Marion is a few yards away, but it takes me a minute to locate Olive. She’s nothing but a lump, curled on the ground in the fetal position at the place we all started.
“Olive, honey!” Marion shouts, and runs for her. “Are you all right?”
Olive doesn’t move. We all run for her.
Faith’s dark hair is in knots around her shoulders. The silk scarf tied around Marion’s curls has been torn, and clutched in her hand is a pearl-handled switchblade. A cut across Greer’s eyebrow drips blood down her cheek. The hems of our nightdresses are caked in mud up to our knees. Emmy holds a kitchen knife in one hand and the golden goblet in another.
As if on cue, the weapons turn to dust, dissolving in our hands in a shower of ash, just like the swan.
Across the lawn, the queen is still high up on her referee’s chair, the opera glasses pressed to her face and trained on us.
The other girls seem to have forgotten she’s even there, but I can feel her watching us. I can’t help myself. I paste a big, fake smile on my face and wave.
Marion makes it to Olive first and turns her on her back gingerly.
Her eyes are squeezed tight, and she’s crying softly.
Marion has to unwind her arms from around her middle to haul her to her feet. “Darling, shh, it’s all right,” she soothes. It takes Olive a few moments to come back to herself. She blinks her wide eyes and wipes away her tears with one of her smooth fingers.
She sniffles. “I hate the dark.”
“It’s all over now.” Marion comforts her, but there’s an edge to her voice that makes me wonder if she believes that’s true. We’ve still got twelve weeks of this.
We all startle at the sound of footsteps in the dark. Queen Mor has come down from her chair, still wrapped in furs, a tiara on her head. No mud stains her shoes; she’s as pristine as always, her expression like ice.
“Well done, ladies,” she says as she approaches us. “I do love a game.”
We stare at her, our breathing ragged.
“Congratulations, Lady Emmy.

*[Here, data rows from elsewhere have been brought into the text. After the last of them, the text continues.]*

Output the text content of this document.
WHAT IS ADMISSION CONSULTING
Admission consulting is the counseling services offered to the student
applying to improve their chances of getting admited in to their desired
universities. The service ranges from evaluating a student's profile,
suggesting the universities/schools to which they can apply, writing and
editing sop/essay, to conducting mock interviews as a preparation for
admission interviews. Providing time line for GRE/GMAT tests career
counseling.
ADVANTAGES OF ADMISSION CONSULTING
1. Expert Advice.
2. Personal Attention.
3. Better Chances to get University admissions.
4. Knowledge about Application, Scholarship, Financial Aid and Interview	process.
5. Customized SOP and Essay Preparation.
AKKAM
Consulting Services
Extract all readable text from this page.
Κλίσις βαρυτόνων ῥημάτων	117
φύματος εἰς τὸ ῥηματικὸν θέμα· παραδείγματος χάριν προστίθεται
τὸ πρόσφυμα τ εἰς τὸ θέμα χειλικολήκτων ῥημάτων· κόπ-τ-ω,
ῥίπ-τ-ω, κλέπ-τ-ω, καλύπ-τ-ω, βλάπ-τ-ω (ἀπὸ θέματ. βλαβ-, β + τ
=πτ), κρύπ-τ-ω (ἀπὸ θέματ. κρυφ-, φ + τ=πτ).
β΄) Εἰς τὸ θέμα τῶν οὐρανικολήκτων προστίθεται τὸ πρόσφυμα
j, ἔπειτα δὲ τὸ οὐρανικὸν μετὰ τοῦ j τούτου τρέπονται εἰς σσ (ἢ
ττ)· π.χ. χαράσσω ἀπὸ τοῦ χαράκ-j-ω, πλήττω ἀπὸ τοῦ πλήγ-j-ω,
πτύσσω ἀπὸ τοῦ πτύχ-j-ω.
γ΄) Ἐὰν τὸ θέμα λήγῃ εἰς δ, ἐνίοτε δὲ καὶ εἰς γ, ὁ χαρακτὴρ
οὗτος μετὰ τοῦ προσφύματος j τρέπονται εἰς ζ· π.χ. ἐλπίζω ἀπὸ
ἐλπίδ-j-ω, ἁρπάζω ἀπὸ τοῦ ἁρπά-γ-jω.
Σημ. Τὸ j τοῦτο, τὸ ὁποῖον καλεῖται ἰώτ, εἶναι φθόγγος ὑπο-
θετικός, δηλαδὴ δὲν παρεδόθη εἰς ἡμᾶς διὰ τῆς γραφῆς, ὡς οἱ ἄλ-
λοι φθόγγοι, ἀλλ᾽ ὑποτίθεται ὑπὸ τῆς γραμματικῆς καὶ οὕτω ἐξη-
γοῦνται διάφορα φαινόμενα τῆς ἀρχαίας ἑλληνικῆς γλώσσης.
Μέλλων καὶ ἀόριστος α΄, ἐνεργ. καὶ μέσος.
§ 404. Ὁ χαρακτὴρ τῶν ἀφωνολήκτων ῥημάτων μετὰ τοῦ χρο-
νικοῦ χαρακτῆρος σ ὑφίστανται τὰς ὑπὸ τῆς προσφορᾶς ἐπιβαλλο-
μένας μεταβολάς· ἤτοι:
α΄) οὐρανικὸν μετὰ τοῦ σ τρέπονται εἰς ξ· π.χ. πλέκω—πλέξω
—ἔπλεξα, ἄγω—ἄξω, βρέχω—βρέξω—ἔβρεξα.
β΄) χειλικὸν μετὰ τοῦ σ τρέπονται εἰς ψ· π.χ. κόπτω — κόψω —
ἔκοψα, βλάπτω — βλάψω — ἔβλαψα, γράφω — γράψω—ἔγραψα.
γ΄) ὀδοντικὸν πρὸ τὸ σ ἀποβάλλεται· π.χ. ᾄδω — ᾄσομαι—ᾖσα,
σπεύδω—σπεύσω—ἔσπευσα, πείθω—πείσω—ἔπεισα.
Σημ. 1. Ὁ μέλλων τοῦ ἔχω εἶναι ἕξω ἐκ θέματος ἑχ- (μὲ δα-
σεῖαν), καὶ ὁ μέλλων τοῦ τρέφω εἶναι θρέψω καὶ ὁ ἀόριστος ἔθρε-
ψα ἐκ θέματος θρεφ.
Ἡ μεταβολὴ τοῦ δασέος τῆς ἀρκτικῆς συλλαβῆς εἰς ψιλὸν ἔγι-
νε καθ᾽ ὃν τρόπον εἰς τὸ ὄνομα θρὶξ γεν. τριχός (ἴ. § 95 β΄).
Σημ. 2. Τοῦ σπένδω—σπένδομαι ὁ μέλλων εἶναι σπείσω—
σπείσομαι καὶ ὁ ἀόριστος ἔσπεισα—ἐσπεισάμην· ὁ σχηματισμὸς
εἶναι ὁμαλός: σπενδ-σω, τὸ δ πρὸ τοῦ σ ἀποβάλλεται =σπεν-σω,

You’ve won a favor: time with Bram. He’s all yours for dinner, evening after next. The rest of you will see him at the Grosvenor Cup Regatta tomorrow. Carriages at eight a.m. Get yourselves cleaned up.”
She walks away, but turns back and adds, as if it’s an afterthought, “And remember, let’s keep our little games between us, yes?”
Chapter Fifteen
We hobble back to Caledonia Cottage, Marion and I supporting the weight of Olive, who is in such a state of shock she can barely walk. Emmy’s ankle is twisted. Greer’s face is still bleeding, and Faith gingerly touches the spot where our heads collided.
The cottage is dark and still when we return, no baths have been drawn for us, and no staff wait at the ready to help us get cleaned up.